Those of my readers who are lucky enough to deal with kids on a regular basis probably saw Despicable Me, and might remember how one of Gru’s little minions reacted to a child blaming it for making a mess. Well, that was my reaction when I saw that Ray Kurzweil was named one of the 25 most influential atheists alive by the editors of SuperScholar. Quite a few of their choices are very hard to dispute. Dawkins? I’m not a fan of how he’s been made out to be “the atheist messiah” in the media, but yes, he’s immensely influential. Harris, Hitchens, and PZ Myers? Yes, yes, and absolutely yes. But the Singularitarian prophet obsessed with finding the key to immortality in the digital realm and whose primary occupation today is trying to predict the tech world’s future, often incorrectly? Again, I refer you to the minion for my thoughts on the matter. I really would think that SuperScholar’s own description of the man would make them think twice about this idea.
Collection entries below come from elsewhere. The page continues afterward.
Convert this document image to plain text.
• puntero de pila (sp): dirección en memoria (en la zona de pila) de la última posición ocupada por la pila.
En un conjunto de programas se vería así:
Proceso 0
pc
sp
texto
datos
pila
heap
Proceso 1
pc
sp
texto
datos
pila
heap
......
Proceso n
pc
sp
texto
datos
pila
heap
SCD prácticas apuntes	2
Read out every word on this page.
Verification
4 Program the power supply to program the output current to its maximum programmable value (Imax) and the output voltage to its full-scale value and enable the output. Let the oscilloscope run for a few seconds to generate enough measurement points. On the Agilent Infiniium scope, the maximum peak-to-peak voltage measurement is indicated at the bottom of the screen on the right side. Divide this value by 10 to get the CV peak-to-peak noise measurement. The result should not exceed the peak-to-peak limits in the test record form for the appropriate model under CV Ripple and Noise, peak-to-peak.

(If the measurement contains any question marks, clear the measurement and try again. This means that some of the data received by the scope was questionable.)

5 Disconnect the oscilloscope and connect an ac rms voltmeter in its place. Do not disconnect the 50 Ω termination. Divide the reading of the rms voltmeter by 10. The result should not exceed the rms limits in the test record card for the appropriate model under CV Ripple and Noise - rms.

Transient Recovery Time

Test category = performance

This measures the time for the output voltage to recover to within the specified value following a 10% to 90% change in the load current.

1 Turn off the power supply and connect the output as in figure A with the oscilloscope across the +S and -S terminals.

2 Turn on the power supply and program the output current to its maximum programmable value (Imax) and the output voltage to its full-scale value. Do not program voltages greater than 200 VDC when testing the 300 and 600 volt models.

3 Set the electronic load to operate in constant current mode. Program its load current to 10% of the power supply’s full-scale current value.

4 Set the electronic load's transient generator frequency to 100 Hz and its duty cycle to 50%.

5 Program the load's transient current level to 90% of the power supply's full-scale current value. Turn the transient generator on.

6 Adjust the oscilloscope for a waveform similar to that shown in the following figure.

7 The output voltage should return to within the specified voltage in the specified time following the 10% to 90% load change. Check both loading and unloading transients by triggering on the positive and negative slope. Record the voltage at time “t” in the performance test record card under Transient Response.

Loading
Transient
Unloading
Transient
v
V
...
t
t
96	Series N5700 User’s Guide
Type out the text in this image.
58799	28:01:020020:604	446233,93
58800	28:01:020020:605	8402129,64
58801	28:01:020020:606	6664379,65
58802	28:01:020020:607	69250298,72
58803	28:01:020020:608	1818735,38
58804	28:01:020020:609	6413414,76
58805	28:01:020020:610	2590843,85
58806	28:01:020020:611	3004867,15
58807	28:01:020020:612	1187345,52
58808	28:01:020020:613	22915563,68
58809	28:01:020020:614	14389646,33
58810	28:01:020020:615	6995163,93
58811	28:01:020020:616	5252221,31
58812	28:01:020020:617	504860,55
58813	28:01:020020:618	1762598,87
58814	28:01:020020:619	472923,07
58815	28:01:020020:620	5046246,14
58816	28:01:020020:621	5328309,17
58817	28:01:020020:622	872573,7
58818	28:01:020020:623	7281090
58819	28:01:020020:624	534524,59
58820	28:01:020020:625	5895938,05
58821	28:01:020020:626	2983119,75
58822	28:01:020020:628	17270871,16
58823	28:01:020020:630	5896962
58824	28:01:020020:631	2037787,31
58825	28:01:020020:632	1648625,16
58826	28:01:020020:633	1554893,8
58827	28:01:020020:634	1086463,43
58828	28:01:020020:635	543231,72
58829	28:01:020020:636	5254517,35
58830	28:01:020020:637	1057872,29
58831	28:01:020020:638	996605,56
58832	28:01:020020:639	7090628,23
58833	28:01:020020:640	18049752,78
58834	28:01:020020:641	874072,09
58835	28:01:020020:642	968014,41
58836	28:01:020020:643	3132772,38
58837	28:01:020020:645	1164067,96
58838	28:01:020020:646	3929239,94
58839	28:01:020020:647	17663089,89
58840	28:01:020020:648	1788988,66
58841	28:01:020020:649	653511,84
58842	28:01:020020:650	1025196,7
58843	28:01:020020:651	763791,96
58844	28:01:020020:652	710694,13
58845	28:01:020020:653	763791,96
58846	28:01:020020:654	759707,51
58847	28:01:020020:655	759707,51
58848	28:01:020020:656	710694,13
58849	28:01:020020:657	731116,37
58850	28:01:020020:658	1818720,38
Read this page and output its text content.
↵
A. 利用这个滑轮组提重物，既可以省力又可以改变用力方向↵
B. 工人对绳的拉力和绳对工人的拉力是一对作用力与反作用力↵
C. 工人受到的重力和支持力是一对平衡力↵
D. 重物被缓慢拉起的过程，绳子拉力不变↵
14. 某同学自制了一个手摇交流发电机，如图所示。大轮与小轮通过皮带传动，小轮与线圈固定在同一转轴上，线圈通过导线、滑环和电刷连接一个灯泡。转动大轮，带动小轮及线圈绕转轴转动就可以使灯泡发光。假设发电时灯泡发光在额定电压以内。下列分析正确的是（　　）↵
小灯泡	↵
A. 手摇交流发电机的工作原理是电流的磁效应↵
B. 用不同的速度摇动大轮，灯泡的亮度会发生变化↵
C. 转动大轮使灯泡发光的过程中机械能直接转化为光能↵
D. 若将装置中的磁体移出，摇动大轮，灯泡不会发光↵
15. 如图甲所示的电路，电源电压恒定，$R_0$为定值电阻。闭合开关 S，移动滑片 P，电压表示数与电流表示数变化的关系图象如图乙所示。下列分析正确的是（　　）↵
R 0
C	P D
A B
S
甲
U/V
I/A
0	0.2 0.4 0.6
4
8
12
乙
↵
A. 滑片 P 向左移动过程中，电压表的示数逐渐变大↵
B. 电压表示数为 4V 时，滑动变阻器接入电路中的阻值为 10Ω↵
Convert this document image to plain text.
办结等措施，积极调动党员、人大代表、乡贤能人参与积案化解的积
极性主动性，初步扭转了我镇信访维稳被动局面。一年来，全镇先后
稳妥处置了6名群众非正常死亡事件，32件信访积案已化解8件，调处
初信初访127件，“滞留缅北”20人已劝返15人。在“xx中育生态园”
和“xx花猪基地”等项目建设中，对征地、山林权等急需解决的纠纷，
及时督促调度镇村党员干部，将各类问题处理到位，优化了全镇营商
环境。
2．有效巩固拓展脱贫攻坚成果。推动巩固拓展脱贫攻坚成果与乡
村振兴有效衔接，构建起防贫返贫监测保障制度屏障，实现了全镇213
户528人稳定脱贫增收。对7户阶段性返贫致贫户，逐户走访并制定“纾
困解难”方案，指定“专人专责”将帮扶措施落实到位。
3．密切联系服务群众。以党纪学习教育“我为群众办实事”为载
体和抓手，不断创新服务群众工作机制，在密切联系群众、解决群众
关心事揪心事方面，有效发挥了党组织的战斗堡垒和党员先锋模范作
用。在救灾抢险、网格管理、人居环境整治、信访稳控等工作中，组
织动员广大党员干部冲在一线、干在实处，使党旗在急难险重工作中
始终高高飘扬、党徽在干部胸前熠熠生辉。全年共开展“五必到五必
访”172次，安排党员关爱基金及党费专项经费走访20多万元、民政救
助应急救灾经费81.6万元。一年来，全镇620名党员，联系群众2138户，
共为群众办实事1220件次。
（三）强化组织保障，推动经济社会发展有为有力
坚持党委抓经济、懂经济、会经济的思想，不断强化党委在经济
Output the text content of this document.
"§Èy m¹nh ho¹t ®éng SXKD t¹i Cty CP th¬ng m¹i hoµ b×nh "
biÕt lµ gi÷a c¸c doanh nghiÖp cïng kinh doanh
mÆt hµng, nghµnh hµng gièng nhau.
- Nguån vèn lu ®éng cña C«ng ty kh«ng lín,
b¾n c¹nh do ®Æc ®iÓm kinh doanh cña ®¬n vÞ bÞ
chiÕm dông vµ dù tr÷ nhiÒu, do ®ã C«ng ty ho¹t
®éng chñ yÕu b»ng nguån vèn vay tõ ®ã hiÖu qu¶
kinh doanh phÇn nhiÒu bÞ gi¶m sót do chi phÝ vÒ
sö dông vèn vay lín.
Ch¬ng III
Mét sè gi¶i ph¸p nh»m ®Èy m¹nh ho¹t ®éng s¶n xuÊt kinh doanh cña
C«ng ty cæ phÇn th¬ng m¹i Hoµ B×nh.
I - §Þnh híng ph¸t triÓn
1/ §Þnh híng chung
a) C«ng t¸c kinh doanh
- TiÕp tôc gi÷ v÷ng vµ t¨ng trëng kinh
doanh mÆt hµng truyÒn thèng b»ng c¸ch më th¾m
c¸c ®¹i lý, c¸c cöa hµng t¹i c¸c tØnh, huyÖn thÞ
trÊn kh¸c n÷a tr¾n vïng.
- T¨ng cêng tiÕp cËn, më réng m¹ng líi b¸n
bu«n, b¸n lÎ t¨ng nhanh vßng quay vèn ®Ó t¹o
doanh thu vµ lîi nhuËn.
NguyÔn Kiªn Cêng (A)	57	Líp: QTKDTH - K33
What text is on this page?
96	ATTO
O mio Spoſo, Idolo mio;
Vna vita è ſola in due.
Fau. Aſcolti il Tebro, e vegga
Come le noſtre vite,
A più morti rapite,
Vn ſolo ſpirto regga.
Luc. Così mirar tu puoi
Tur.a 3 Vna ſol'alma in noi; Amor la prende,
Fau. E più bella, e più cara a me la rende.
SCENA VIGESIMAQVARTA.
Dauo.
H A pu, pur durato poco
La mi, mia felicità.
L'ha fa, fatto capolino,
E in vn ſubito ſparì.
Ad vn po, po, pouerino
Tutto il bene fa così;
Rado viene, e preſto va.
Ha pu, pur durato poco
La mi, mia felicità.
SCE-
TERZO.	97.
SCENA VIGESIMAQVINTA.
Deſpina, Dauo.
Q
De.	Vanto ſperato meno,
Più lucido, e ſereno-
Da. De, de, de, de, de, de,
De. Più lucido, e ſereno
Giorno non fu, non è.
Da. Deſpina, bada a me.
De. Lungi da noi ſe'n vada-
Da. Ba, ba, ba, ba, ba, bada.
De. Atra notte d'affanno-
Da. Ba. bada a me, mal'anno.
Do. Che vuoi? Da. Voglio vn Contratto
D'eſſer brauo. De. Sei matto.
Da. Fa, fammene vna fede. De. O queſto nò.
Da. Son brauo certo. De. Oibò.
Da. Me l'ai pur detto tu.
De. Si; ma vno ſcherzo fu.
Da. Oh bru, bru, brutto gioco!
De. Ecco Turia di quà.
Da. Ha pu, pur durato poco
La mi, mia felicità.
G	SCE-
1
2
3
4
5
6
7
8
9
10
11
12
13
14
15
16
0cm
Author, inventor, entrepreneur, and transhumanist, Ray Kurzweil sees technology as fulfilling all aspirations previously ascribed to religion, including immortality. He argues that computing will soon outstrip humans’ cognitive capacities, at which point humanity will upload itself onto a new, indestructible digital medium (an atheist version/vision of “resurrection”).
I’d like you to focus in on that whole machines fulfilling all religious aspirations thing. See any red flags? Hold on, let me help. Ray is substituting miracles and the afterlife for mysterious future technology and putting his faith on the idea that technology will exponentially advance until he transcends his flesh. He’s an atheist in the same sense as a polytheist would be to a monotheist or a dedicated UFOlogist would be a to an astronomer working at SETI. Far from doing away with religion, Ray simply adopted technology as his savior, so much so that prominent transhumanists are starting to politely cough and say that there are other people who should be getting more attention than Kurzweil and putting the smackdown on Kurzweil’s loyal disciples. And this is our 21st most influential atheist in the world? A man who expects miraculous technology to descend to him when he’s on his deathbed and grant him eternal life through the power of Moore’s Law? Are you kidding me or are the editors at SuperScholar unable to read all the religious metaphors and references they had to use in his two sentence bio to explain his worldview and what he advocates?
Honestly, Ray’s influence is in the tech world and even then, it only seems to appeal to Silicon Valley big shot financers and CEOs who are really good at talking a big game but are so woefully self-absorbed they seem unable to understand where computer science is actually going, thinking that the Next Big Thing will rotate around them. The only connection I’ve seen between Kurzweil and atheism was made by Craig James and it was made erroneously, since he basically used Ray’s techno-utopianism to fantasize about how religion will simply vanish when humans are immortal because it would have nothing to offer. SuperScholar seems to be committing the same mistake, thinking that just because someone isn’t mentioning a deity when predicting a whole lot of amazing things that suddenly makes him an atheist and that what makes him an influential one is a following he gathered from promising his followers how they too will one day enjoy eternal life thanks to the transformative power of technology. Today’s efforts in the kinds of radical life extension Kurzweil says are just a few steps away from mind uploading are much more likely to kill you than free you of your flesh but his fans still follow his techno-gospel because he’s basically promising them eternal life by 2045.